By Del Quentin Wilber
Washington Post Staff Writer
Thursday, April 9, 2009
Half a dozen investigators conducting security-clearance checks for the federal government have been accused of lying in the reports they submitted to the Office of Personnel Management, which handles about 90 percent of the background inquiries for more than 100 agencies.
Federal authorities said they do not think that anyone who did not deserve a job or security clearance received one or that investigators intentionally helped people slip through the screening. Instead, law enforcement officials said, the investigators lied about interviews they never conducted because they were overworked, cutting corners, trying to impress their bosses or, in the case of one contractor, seeking to earn more money by racing through the checks.
But outside experts said they were concerned about the false reports, given the increasing number of sensitive positions requiring such checks and the pressure to process applications for hundreds of incoming Obama administration officials.
"I am astonished by this," said Kenneth M. Mead, a former inspector general for the Department of Transportation, who called for an audit. "It never occurred to me that investigations would be falsified. I can't tell you how automatic my reliance was on these reports. If someone were to slip through the net and get a clearance, it could be costly to the government."

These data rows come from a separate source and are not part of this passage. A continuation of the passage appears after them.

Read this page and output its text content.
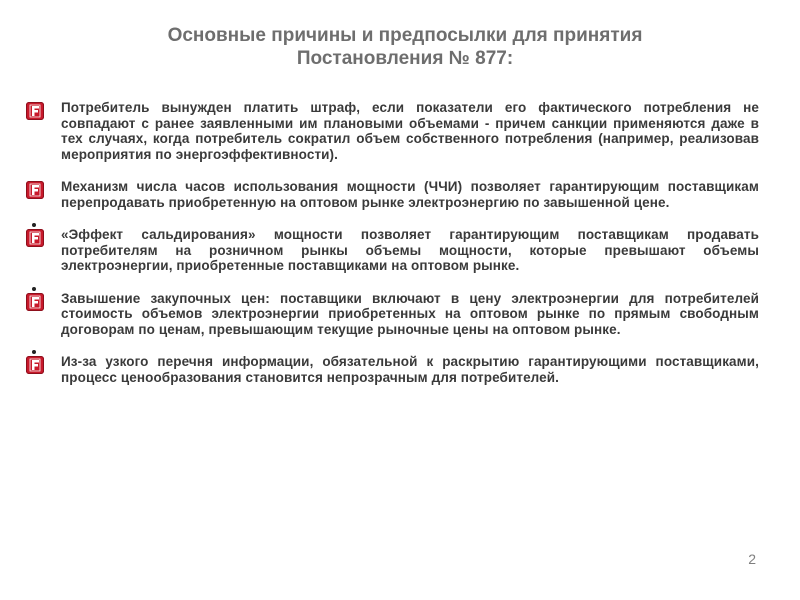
Основные причины и предпосылки для принятия
Постановления № 877:
Потребитель вынужден платить штраф, если показатели его фактического потребления не совпадают с ранее заявленными им плановыми объемами - причем санкции применяются даже в тех случаях, когда потребитель сократил объем собственного потребления (например, реализовав мероприятия по энергоэффективности).
Механизм числа часов использования мощности (ЧЧИ) позволяет гарантирующим поставщикам перепродавать приобретенную на оптовом рынке электроэнергию по завышенной цене.
«Эффект сальдирования» мощности позволяет гарантирующим поставщикам продавать потребителям на розничном рынкы объемы мощности, которые превышают объемы электроэнергии, приобретенные поставщиками на оптовом рынке.
Завышение закупочных цен: поставщики включают в цену электроэнергии для потребителей стоимость объемов электроэнергии приобретенных на оптовом рынке по прямым свободным договорам по ценам, превышающим текущие рыночные цены на оптовом рынке.
Из-за узкого перечня информации, обязательной к раскрытию гарантирующими поставщиками, процесс ценообразования становится непрозрачным для потребителей.
2
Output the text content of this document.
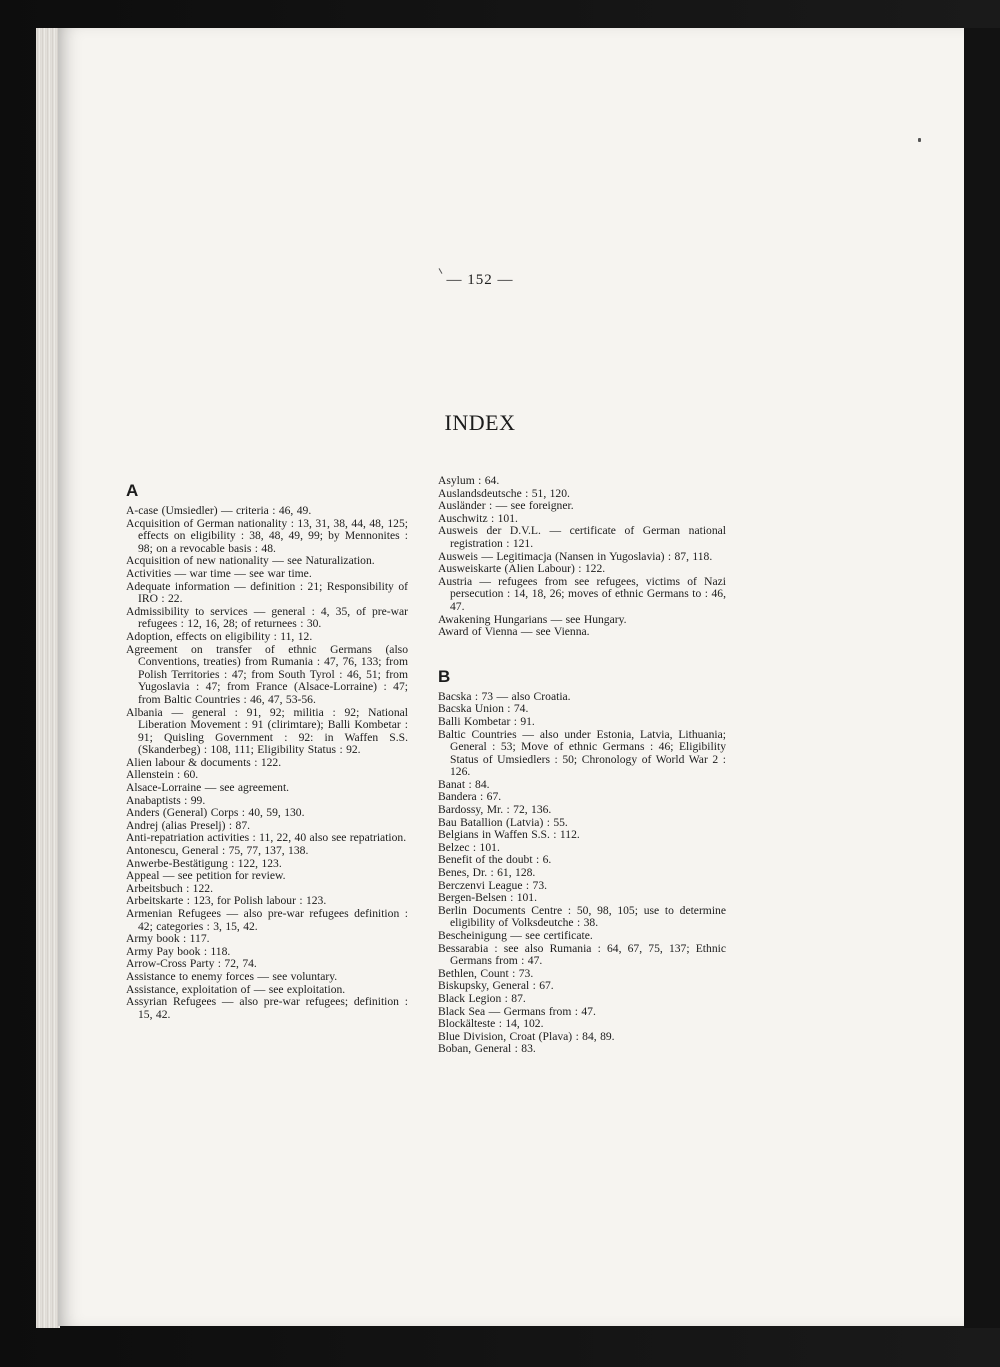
— 152 —
INDEX
A

A-case (Umsiedler) — criteria : 46, 49.

Acquisition of German nationality : 13, 31, 38, 44, 48, 125; effects on eligibility : 38, 48, 49, 99; by Mennonites : 98; on a revocable basis : 48.

Acquisition of new nationality — see Naturalization.

Activities — war time — see war time.

Adequate information — definition : 21; Responsibility of IRO : 22.

Admissibility to services — general : 4, 35, of pre-war refugees : 12, 16, 28; of returnees : 30.

Adoption, effects on eligibility : 11, 12.

Agreement on transfer of ethnic Germans (also Conventions, treaties) from Rumania : 47, 76, 133; from Polish Territories : 47; from South Tyrol : 46, 51; from Yugoslavia : 47; from France (Alsace-Lorraine) : 47; from Baltic Countries : 46, 47, 53-56.

Albania — general : 91, 92; militia : 92; National Liberation Movement : 91 (clirimtare); Balli Kombetar : 91; Quisling Government : 92: in Waffen S.S. (Skanderbeg) : 108, 111; Eligibility Status : 92.

Alien labour & documents : 122.

Allenstein : 60.

Alsace-Lorraine — see agreement.

Anabaptists : 99.

Anders (General) Corps : 40, 59, 130.

Andrej (alias Preselj) : 87.

Anti-repatriation activities : 11, 22, 40 also see repatriation.

Antonescu, General : 75, 77, 137, 138.

Anwerbe-Bestätigung : 122, 123.

Appeal — see petition for review.

Arbeitsbuch : 122.

Arbeitskarte : 123, for Polish labour : 123.

Armenian Refugees — also pre-war refugees definition : 42; categories : 3, 15, 42.

Army book : 117.

Army Pay book : 118.

Arrow-Cross Party : 72, 74.

Assistance to enemy forces — see voluntary.

Assistance, exploitation of — see exploitation.

Assyrian Refugees — also pre-war refugees; definition : 15, 42.

Asylum : 64.

Auslandsdeutsche : 51, 120.

Ausländer : — see foreigner.

Auschwitz : 101.

Ausweis der D.V.L. — certificate of German national registration : 121.

Ausweis — Legitimacja (Nansen in Yugoslavia) : 87, 118.

Ausweiskarte (Alien Labour) : 122.

Austria — refugees from see refugees, victims of Nazi persecution : 14, 18, 26; moves of ethnic Germans to : 46, 47.

Awakening Hungarians — see Hungary.

Award of Vienna — see Vienna.

B

Bacska : 73 — also Croatia.

Bacska Union : 74.

Balli Kombetar : 91.

Baltic Countries — also under Estonia, Latvia, Lithuania; General : 53; Move of ethnic Germans : 46; Eligibility Status of Umsiedlers : 50; Chronology of World War 2 : 126.

Banat : 84.

Bandera : 67.

Bardossy, Mr. : 72, 136.

Bau Batallion (Latvia) : 55.

Belgians in Waffen S.S. : 112.

Belzec : 101.

Benefit of the doubt : 6.

Benes, Dr. : 61, 128.

Berczenvi League : 73.

Bergen-Belsen : 101.

Berlin Documents Centre : 50, 98, 105; use to determine eligibility of Volksdeutche : 38.

Bescheinigung — see certificate.

Bessarabia : see also Rumania : 64, 67, 75, 137; Ethnic Germans from : 47.

Bethlen, Count : 73.

Biskupsky, General : 67.

Black Legion : 87.

Black Sea — Germans from : 47.

Blockälteste : 14, 102.

Blue Division, Croat (Plava) : 84, 89.

Boban, General : 83.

Since 2007, federal prosecutors have charged six investigators -- in Connecticut, Maryland and the District -- with making false statements. More could be charged, law enforcement sources said. Three of the investigators were OPM employees; the others were contractors for private companies, including U.S. Investigation Services and Kroll, according to court records. Representatives of both companies said the firms have taken steps to prevent such problems in the future.
Five investigators have pleaded guilty; one was convicted last year after a week-long trial in federal court in the District. Most have received probation. Two await sentencing.
In court papers, prosecutors say the workers lied about having interviewed the friends, co-workers or former professors of applicants seeking government jobs requiring security clearances at Treasury, Defense and other agencies.
One investigator admitted he lied in 30 of 67 background investigations. Another said he lied in a dozen. Sometimes investigators conducted cursory interviews of just a few minutes, too truncated to gather meaningful information about applicants' potential drug use, associations, foreign travel and loyalty.
"This is a serious problem that needs to be addressed," Assistant U.S. Attorney Ellen Chubin Epstein said during the February sentencing of an investigator, the same day two others pleaded guilty in the same District federal courthouse. In court papers in another case, Epstein wrote that such lax investigations "can pose a serious risk to national security."
OPM's 1,540 staff investigators and 5,300 contractors conducted more than 2 million background checks last year. More than 825,000 of those involved applicants seeking access to classified information, OPM officials say. The investigations, which often require record checks, can cost thousands of dollars and take more than 50 hours. After completing an investigation, OPM forwards the report to the requesting agency, which decides whether to hire the applicants or give them security clearances.
Kathy L. Dillaman, associate director of OPM's federal investigative services division, said the agency handled such problems internally in the past. But officials grew concerned that the number of such infractions was rising with the agency's workload. The number of background checks conducted by OPM has risen about 22 percent since 2006. Dillaman said officials decided to send a stronger message by prosecuting offenders.
"Candidly, taking administrative action and firing an individual wasn't stopping or stalling this from happening," she said.
Dillaman said the agency discovered the false reports after mailing questionnaires to about 20 percent of those whom investigators said they had interviewed. The Government Accountability Office also has raised questions about the thoroughness of OPM's reports. In December, GAO reported that nearly 90 percent of a sampling of reports sent to the Defense Department were missing at least one type of required document.
Dillaman said OPM was continually struggling to deliver background reports quickly, but at the same time to conduct comprehensive assessments of applicants.
Outside experts cited the prosecution of George Abraham, an investigator who worked for several firms hired by OPM, as an example of potential problems in the agency's contracting practices. Abraham was compensated by the case and raced through investigations to get more work, authorities said.
His motive, Epstein wrote in court papers, "was simply greed."
In several instances, Epstein wrote, Abraham interviewed people for just a few minutes and reported that they had recommended applicants for sensitive jobs. Those interviews either did not happen or were so rushed that they were meaningless, Epstein said.
In one case, Abraham reported that a co-worker said a potential Air Force special agent "likes to have cookouts and watch NASCAR races" and is very security-conscious. But, prosecutors said, that interview never happened. Abraham was convicted of six counts of making false statements and was sentenced to two years and three months in prison.